With his new anime (YOUR NAME/’16) Japan’s second highest grosser of the year, Makoto Shinkai finds himself hailed as ‘the next Hayao Miyazaki.' An accolade that asks too much of this modest early effort, a three episode animated idyll that moves from puppy love to unrequited love to recollected love. But if it doesn’t quite make the case for Shinkai, this fresh, talented voice backs a pretty darn gorgeous product. Charting the course of two linked kids over two decades, the film hops fitfully forward thru mood & characteristic Japanese reserve, holding plot to a minimum as BOY and GIRL move to new towns while keeping in touch with the rapidly evolving technology of the time. (Some of this zips by via text screen messaging, but stick to the Japanese track w/ subtitles or lose the essential flavor.) Moving from school days to island-set adolescence, Shinkai saves his full animated arsenal for the visually stunning third episode set in Tokyo.
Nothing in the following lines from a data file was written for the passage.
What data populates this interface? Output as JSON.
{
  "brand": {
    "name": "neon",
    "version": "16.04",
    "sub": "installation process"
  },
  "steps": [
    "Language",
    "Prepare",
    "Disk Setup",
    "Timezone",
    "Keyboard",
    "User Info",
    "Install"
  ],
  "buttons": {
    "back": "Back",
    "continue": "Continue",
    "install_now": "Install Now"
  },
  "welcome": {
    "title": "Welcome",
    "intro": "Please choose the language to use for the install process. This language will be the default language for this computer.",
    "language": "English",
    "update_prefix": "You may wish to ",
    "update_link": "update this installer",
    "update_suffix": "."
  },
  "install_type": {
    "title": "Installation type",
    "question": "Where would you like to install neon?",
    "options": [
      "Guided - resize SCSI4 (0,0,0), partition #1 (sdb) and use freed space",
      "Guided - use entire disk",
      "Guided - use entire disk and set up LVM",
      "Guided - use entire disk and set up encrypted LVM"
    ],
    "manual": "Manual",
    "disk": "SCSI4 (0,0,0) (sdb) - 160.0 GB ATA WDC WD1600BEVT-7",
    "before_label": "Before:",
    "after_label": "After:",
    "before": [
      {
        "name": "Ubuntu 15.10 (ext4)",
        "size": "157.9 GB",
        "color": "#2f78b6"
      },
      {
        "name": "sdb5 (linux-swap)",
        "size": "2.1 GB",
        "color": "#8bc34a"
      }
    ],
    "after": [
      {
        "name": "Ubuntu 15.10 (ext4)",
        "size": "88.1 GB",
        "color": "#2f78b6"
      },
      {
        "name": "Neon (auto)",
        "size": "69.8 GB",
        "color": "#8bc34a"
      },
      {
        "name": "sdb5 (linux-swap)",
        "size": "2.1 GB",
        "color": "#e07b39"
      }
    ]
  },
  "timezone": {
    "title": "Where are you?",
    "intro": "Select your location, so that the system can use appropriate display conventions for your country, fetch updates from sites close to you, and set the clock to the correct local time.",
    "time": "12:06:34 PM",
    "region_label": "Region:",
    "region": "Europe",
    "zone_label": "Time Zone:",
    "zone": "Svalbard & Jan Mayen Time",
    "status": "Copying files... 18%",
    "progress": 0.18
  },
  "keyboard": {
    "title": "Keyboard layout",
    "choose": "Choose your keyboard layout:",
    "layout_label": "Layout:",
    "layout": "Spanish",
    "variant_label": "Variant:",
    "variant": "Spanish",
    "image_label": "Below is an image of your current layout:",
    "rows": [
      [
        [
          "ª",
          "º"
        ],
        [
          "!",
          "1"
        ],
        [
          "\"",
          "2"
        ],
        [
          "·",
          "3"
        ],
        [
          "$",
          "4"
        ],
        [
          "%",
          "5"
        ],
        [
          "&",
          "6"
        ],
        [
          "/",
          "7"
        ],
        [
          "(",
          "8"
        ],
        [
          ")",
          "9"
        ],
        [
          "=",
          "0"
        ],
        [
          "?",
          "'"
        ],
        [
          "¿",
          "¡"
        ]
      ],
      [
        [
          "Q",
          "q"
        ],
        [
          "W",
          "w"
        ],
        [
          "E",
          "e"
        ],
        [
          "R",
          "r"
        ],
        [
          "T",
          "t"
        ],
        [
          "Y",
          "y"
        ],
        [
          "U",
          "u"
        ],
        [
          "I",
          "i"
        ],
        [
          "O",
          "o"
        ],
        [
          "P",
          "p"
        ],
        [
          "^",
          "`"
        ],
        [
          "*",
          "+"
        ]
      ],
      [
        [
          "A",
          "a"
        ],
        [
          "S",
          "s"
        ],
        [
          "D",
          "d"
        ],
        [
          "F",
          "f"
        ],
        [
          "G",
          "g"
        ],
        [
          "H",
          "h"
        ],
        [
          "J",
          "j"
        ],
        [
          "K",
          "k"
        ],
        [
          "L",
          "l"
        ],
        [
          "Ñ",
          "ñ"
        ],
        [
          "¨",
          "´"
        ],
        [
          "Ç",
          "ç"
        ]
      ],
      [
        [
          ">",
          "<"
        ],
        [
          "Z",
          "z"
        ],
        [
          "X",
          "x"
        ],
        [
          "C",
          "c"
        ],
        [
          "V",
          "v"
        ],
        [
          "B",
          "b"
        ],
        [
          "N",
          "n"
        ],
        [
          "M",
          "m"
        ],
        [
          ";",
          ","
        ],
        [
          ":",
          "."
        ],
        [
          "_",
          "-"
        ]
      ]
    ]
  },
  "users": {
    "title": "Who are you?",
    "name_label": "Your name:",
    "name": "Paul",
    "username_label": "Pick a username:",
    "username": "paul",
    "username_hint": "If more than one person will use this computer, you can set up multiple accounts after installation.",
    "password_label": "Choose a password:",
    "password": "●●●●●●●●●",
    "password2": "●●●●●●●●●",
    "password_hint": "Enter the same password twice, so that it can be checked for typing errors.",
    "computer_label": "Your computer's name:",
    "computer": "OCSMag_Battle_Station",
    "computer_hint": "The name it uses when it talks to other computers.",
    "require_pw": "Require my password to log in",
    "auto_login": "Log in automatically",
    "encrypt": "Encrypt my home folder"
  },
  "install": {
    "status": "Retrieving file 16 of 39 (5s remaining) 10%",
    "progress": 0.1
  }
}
Here, the separated couple come within a whisker of reconnecting, only to be brought up short by a coup de théâtre commuter train.* It’s but one of a series of breathtaking moments in this highly abbreviated segment, and it definitely sets you up for more Shinkai. But he’ll need more narrative thrust to grow his films past the one hour mark; mood, tone & atmosphere get you only so far.
ATTENTION MUST BE PAID: *Charles Chaplin’s A WOMAN OF PARIS/’23 ends with two ex-lovers in a similar near miss, but it’s too common a trope to be even an inadvertent quote. On the other hand, the visual jolt Shinkai uses to shut the meeting down is straight out of Buster Keaton’s two-reel silent comedy ONE WEEK/’20. And can it be entirely coincidental that Keaton’s first feature-length release, THE THREE AGES/’23, was also a trio of inter-related shorts, running precisely the same 63 minutes?
SCREWY THOUGHT OF THE DAY: The title refers to the speed of a falling cherry blossom petal.